To augment these and other approaches, researchers at Volastra, where I continue to serve as a scientific advisor, are pursuing a deep and fundamental understanding of the biology of CIN. Out of this research, which involves both computational and genetic screens that can inactivate individual genes one at a time, a number of therapeutic strategies have emerged. The company’s lead drug candidate targets microtubule attachments to chromosomes and is selectively lethal to cancer cells with CIN while sparing normal cells; Volastra plans to advance this one to clinical trials in 2023. Additional treatment strategies we’re exploring include modulating mitotic spindle formation, altering chromosome organization during cell division, and harnessing CIN-driven inflammation. 

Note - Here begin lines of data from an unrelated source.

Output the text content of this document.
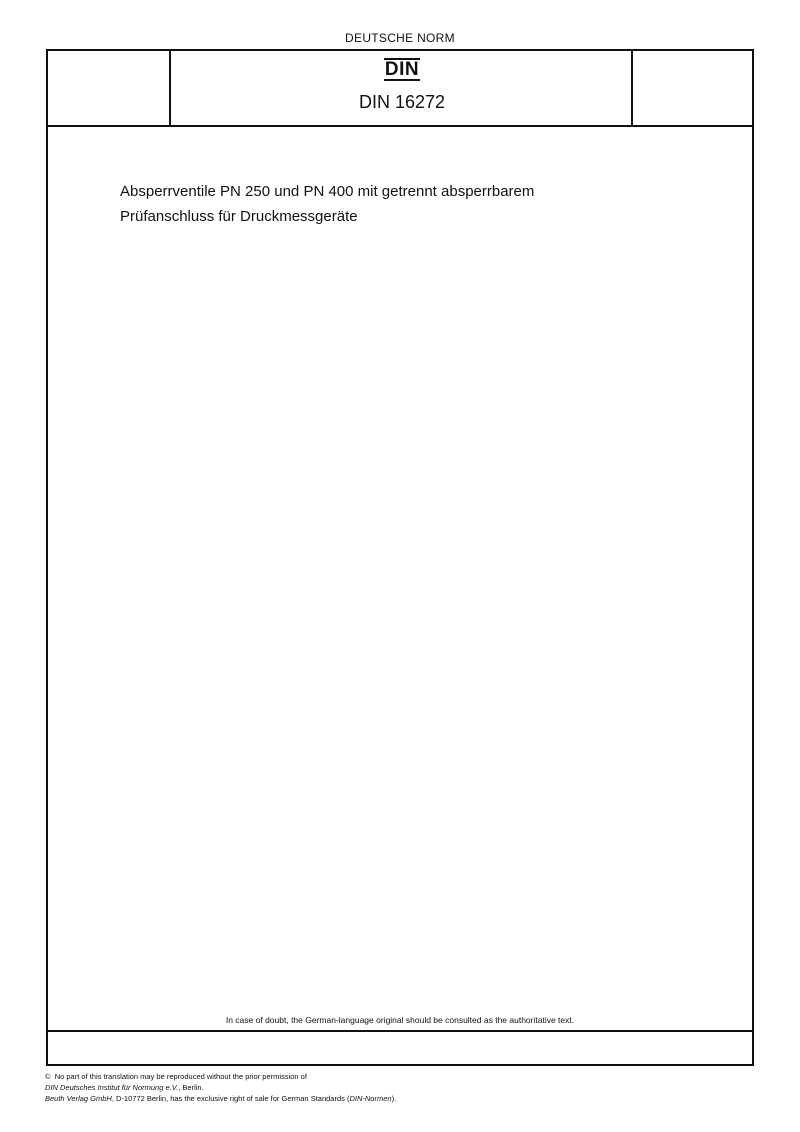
DEUTSCHE NORM
DIN
DIN 16272
Absperrventile PN 250 und PN 400 mit getrennt absperrbarem
Prüfanschluss für Druckmessgeräte
In case of doubt, the German-language original should be consulted as the authoritative text.
© No part of this translation may be reproduced without the prior permission of
DIN Deutsches Institut für Normung e.V., Berlin.
Beuth Verlag GmbH, D-10772 Berlin, has the exclusive right of sale for German Standards (DIN-Normen).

Identifying targetable pathways linked to chromosomal instability is exciting, as it creates an opportunity to therapeutically intervene to tackle a feature of cancer that was hitherto considered undruggable. CIN is a particularly attractive drug target because it is only present in cancer cells, meaning CIN-targeting therapies should selectively kill cancer cells while sparing normal cells—the holy grail of cancer therapy. The progressive rapprochement among the fields of cell biology, genomics, and cancer biology over the past decade will fuel novel discoveries that can only be made through a multidisciplinary approach as well as robust collaboration between academia and industry. The ultimate goal is to serve patients, such as mine who developed brain metastasis, for whom there are currently very limited therapeutic options.